Farley: Yes, but I have a big concert in a week and I have tons of preparation to do.
PA Local: What's the show?
Farley: Once a year I have an extravaganza. I rented out a function room in a hotel and me and my friends are going to be performing for five and a half hours.
PA Local: Which of your Pennsylvania songs is your favorite?
Farley: I don't know. I haven't listened to that album in a long time, so I wouldn't — Oh, I know, Philadelphia! <Starts singing loudly> PHILADELPHIA, PENNSYLVANIA. That one has a good bassline. Now I’m remembering.
PA Local: What’s stopping me from writing a thousand songs a year?
Farley: In college, a friend and I would spend the weekend in a dorm room just recording song after song. And we definitely got to the realization that the more we create, the more likely we are to create something good.

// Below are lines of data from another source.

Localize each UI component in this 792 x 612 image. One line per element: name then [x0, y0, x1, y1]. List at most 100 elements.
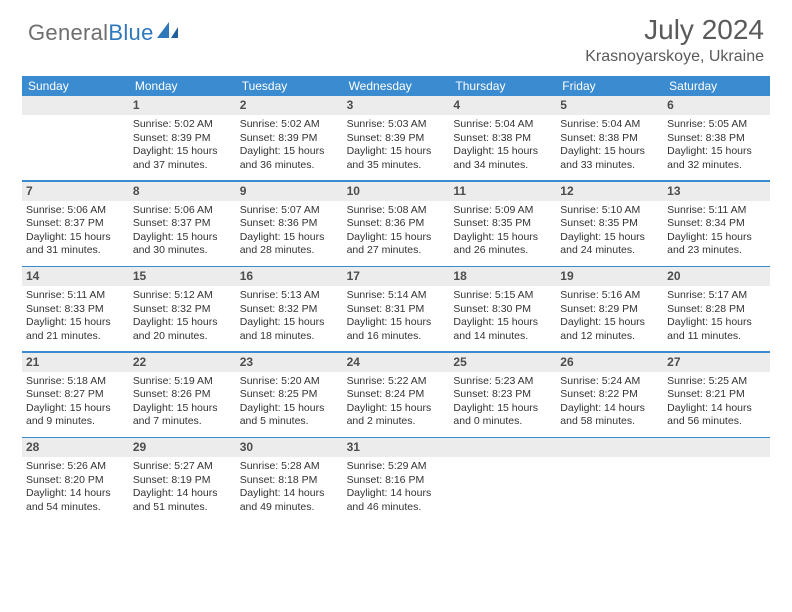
daylight-text: Daylight: 15 hours and 12 minutes.: [560, 316, 659, 343]
sunset-text: Sunset: 8:26 PM: [133, 388, 232, 401]
sunset-text: Sunset: 8:18 PM: [240, 474, 339, 487]
daylight-text: Daylight: 15 hours and 9 minutes.: [26, 402, 125, 429]
sunrise-text: Sunrise: 5:05 AM: [667, 118, 766, 131]
daylight-text: Daylight: 15 hours and 28 minutes.: [240, 231, 339, 258]
day-cell: 20Sunrise: 5:17 AMSunset: 8:28 PMDayligh…: [663, 267, 770, 351]
day-number: 1: [129, 96, 236, 115]
day-cell: 1Sunrise: 5:02 AMSunset: 8:39 PMDaylight…: [129, 96, 236, 180]
day-number-empty: [22, 96, 129, 115]
day-number: 4: [449, 96, 556, 115]
sunrise-text: Sunrise: 5:07 AM: [240, 204, 339, 217]
sunrise-text: Sunrise: 5:11 AM: [667, 204, 766, 217]
day-cell: 9Sunrise: 5:07 AMSunset: 8:36 PMDaylight…: [236, 182, 343, 266]
day-cell: 5Sunrise: 5:04 AMSunset: 8:38 PMDaylight…: [556, 96, 663, 180]
page-title: July 2024: [585, 14, 764, 46]
weekday-header-row: Sunday Monday Tuesday Wednesday Thursday…: [22, 76, 770, 96]
day-cell: 4Sunrise: 5:04 AMSunset: 8:38 PMDaylight…: [449, 96, 556, 180]
sunset-text: Sunset: 8:29 PM: [560, 303, 659, 316]
sail-icon: [154, 20, 182, 46]
sunset-text: Sunset: 8:16 PM: [347, 474, 446, 487]
sunset-text: Sunset: 8:21 PM: [667, 388, 766, 401]
daylight-text: Daylight: 15 hours and 18 minutes.: [240, 316, 339, 343]
day-cell: 16Sunrise: 5:13 AMSunset: 8:32 PMDayligh…: [236, 267, 343, 351]
sunset-text: Sunset: 8:25 PM: [240, 388, 339, 401]
sunrise-text: Sunrise: 5:12 AM: [133, 289, 232, 302]
sunset-text: Sunset: 8:22 PM: [560, 388, 659, 401]
sunrise-text: Sunrise: 5:02 AM: [240, 118, 339, 131]
day-cell: 11Sunrise: 5:09 AMSunset: 8:35 PMDayligh…: [449, 182, 556, 266]
sunset-text: Sunset: 8:27 PM: [26, 388, 125, 401]
day-cell: 8Sunrise: 5:06 AMSunset: 8:37 PMDaylight…: [129, 182, 236, 266]
daylight-text: Daylight: 15 hours and 11 minutes.: [667, 316, 766, 343]
sunrise-text: Sunrise: 5:08 AM: [347, 204, 446, 217]
daylight-text: Daylight: 14 hours and 58 minutes.: [560, 402, 659, 429]
day-number: 7: [22, 182, 129, 201]
sunrise-text: Sunrise: 5:28 AM: [240, 460, 339, 473]
day-cell: 23Sunrise: 5:20 AMSunset: 8:25 PMDayligh…: [236, 353, 343, 437]
sunset-text: Sunset: 8:37 PM: [133, 217, 232, 230]
day-cell: 14Sunrise: 5:11 AMSunset: 8:33 PMDayligh…: [22, 267, 129, 351]
day-cell: 30Sunrise: 5:28 AMSunset: 8:18 PMDayligh…: [236, 438, 343, 522]
daylight-text: Daylight: 15 hours and 31 minutes.: [26, 231, 125, 258]
daylight-text: Daylight: 15 hours and 26 minutes.: [453, 231, 552, 258]
sunset-text: Sunset: 8:38 PM: [667, 132, 766, 145]
day-cell: 15Sunrise: 5:12 AMSunset: 8:32 PMDayligh…: [129, 267, 236, 351]
sunset-text: Sunset: 8:35 PM: [453, 217, 552, 230]
sunset-text: Sunset: 8:38 PM: [453, 132, 552, 145]
day-cell: 24Sunrise: 5:22 AMSunset: 8:24 PMDayligh…: [343, 353, 450, 437]
daylight-text: Daylight: 15 hours and 35 minutes.: [347, 145, 446, 172]
day-cell: 31Sunrise: 5:29 AMSunset: 8:16 PMDayligh…: [343, 438, 450, 522]
week-row: 28Sunrise: 5:26 AMSunset: 8:20 PMDayligh…: [22, 438, 770, 522]
sunrise-text: Sunrise: 5:29 AM: [347, 460, 446, 473]
daylight-text: Daylight: 14 hours and 51 minutes.: [133, 487, 232, 514]
weekday-header: Tuesday: [236, 76, 343, 96]
day-number: 9: [236, 182, 343, 201]
sunrise-text: Sunrise: 5:06 AM: [133, 204, 232, 217]
daylight-text: Daylight: 15 hours and 24 minutes.: [560, 231, 659, 258]
daylight-text: Daylight: 15 hours and 27 minutes.: [347, 231, 446, 258]
daylight-text: Daylight: 15 hours and 37 minutes.: [133, 145, 232, 172]
daylight-text: Daylight: 14 hours and 46 minutes.: [347, 487, 446, 514]
week-row: 21Sunrise: 5:18 AMSunset: 8:27 PMDayligh…: [22, 353, 770, 437]
sunset-text: Sunset: 8:30 PM: [453, 303, 552, 316]
sunrise-text: Sunrise: 5:27 AM: [133, 460, 232, 473]
sunrise-text: Sunrise: 5:18 AM: [26, 375, 125, 388]
sunrise-text: Sunrise: 5:04 AM: [560, 118, 659, 131]
day-number: 21: [22, 353, 129, 372]
daylight-text: Daylight: 15 hours and 32 minutes.: [667, 145, 766, 172]
sunrise-text: Sunrise: 5:25 AM: [667, 375, 766, 388]
daylight-text: Daylight: 15 hours and 2 minutes.: [347, 402, 446, 429]
sunrise-text: Sunrise: 5:06 AM: [26, 204, 125, 217]
sunset-text: Sunset: 8:20 PM: [26, 474, 125, 487]
title-block: July 2024 Krasnoyarskoye, Ukraine: [585, 14, 764, 66]
daylight-text: Daylight: 14 hours and 54 minutes.: [26, 487, 125, 514]
sunrise-text: Sunrise: 5:19 AM: [133, 375, 232, 388]
day-number: 8: [129, 182, 236, 201]
day-number: 24: [343, 353, 450, 372]
day-number: 23: [236, 353, 343, 372]
daylight-text: Daylight: 14 hours and 49 minutes.: [240, 487, 339, 514]
sunset-text: Sunset: 8:34 PM: [667, 217, 766, 230]
day-cell: 28Sunrise: 5:26 AMSunset: 8:20 PMDayligh…: [22, 438, 129, 522]
sunrise-text: Sunrise: 5:24 AM: [560, 375, 659, 388]
daylight-text: Daylight: 14 hours and 56 minutes.: [667, 402, 766, 429]
weekday-header: Saturday: [663, 76, 770, 96]
day-cell: 22Sunrise: 5:19 AMSunset: 8:26 PMDayligh…: [129, 353, 236, 437]
day-cell: [556, 438, 663, 522]
sunrise-text: Sunrise: 5:17 AM: [667, 289, 766, 302]
day-number: 17: [343, 267, 450, 286]
day-number: 15: [129, 267, 236, 286]
sunset-text: Sunset: 8:39 PM: [133, 132, 232, 145]
daylight-text: Daylight: 15 hours and 36 minutes.: [240, 145, 339, 172]
day-number: 25: [449, 353, 556, 372]
sunrise-text: Sunrise: 5:14 AM: [347, 289, 446, 302]
sunset-text: Sunset: 8:23 PM: [453, 388, 552, 401]
daylight-text: Daylight: 15 hours and 33 minutes.: [560, 145, 659, 172]
day-cell: 6Sunrise: 5:05 AMSunset: 8:38 PMDaylight…: [663, 96, 770, 180]
brand-part2: Blue: [108, 20, 153, 46]
sunrise-text: Sunrise: 5:26 AM: [26, 460, 125, 473]
day-cell: 3Sunrise: 5:03 AMSunset: 8:39 PMDaylight…: [343, 96, 450, 180]
day-number-empty: [663, 438, 770, 457]
weekday-header: Monday: [129, 76, 236, 96]
sunrise-text: Sunrise: 5:20 AM: [240, 375, 339, 388]
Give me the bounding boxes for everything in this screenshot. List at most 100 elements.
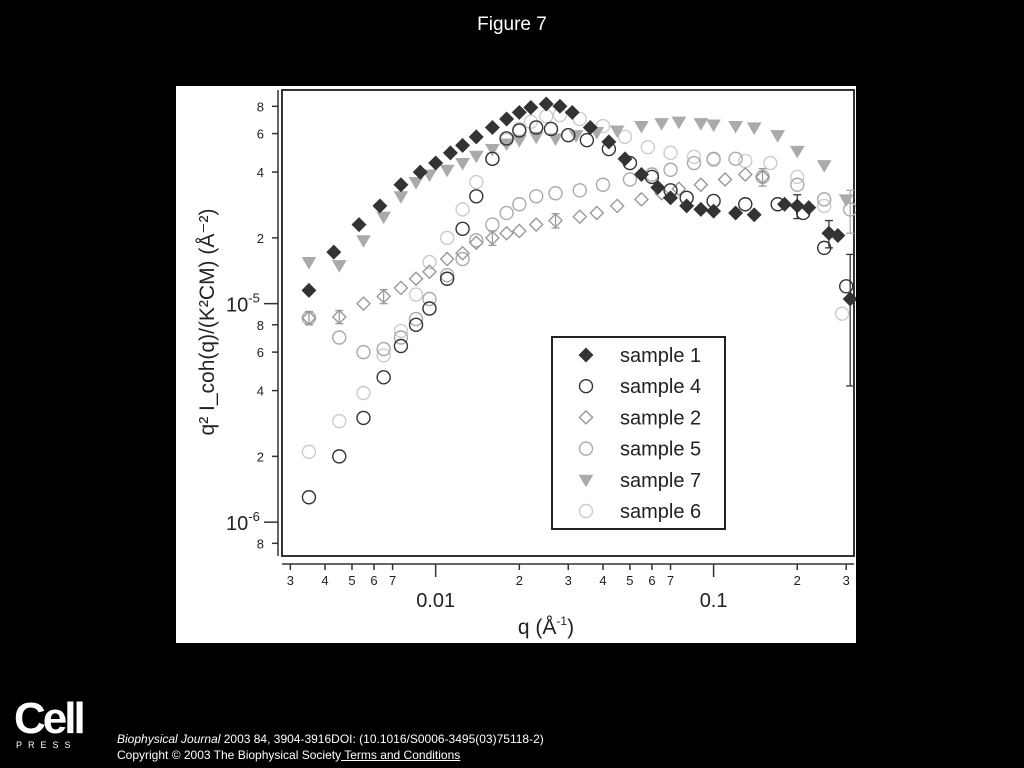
- x-major-tick-label: 0.1: [700, 590, 728, 612]
- y-major-tick-exponent: -5: [248, 291, 260, 306]
- data-point-sample-1: [663, 190, 679, 206]
- x-tick-label: 5: [348, 573, 355, 588]
- x-tick-label: 6: [370, 573, 377, 588]
- data-point-sample-1: [706, 203, 722, 219]
- data-point-sample-6: [455, 202, 470, 217]
- data-point-sample-2: [301, 310, 317, 326]
- data-point-sample-7: [654, 118, 669, 131]
- copyright-text: Copyright © 2003 The Biophysical Society: [117, 748, 342, 762]
- data-point-sample-7: [301, 257, 317, 270]
- data-point-sample-5: [469, 233, 484, 248]
- y-tick-label: 6: [257, 127, 264, 142]
- data-point-sample-4: [485, 151, 500, 167]
- data-point-sample-1: [746, 207, 762, 223]
- legend-marker: [578, 347, 594, 363]
- data-point-sample-1: [301, 282, 317, 298]
- data-point-sample-5: [376, 341, 391, 357]
- data-point-sample-5: [356, 344, 371, 360]
- data-point-sample-7: [376, 211, 392, 225]
- data-point-sample-6: [763, 155, 778, 171]
- data-point-sample-5: [842, 202, 856, 217]
- data-point-sample-2: [393, 280, 409, 296]
- data-point-sample-1: [326, 244, 342, 260]
- y-major-tick-label: 10-5: [226, 291, 260, 317]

You’re not a good judge of your work while you’re working on it. If you get too self-critical and give up because you think it's bad, you never know, because oftentimes the song I think is good is the one nobody likes. Then the one I rattled off in 10 minutes as a joke is the one that people respond to, so my duty is to just follow up on every idea, no matter how ridiculous.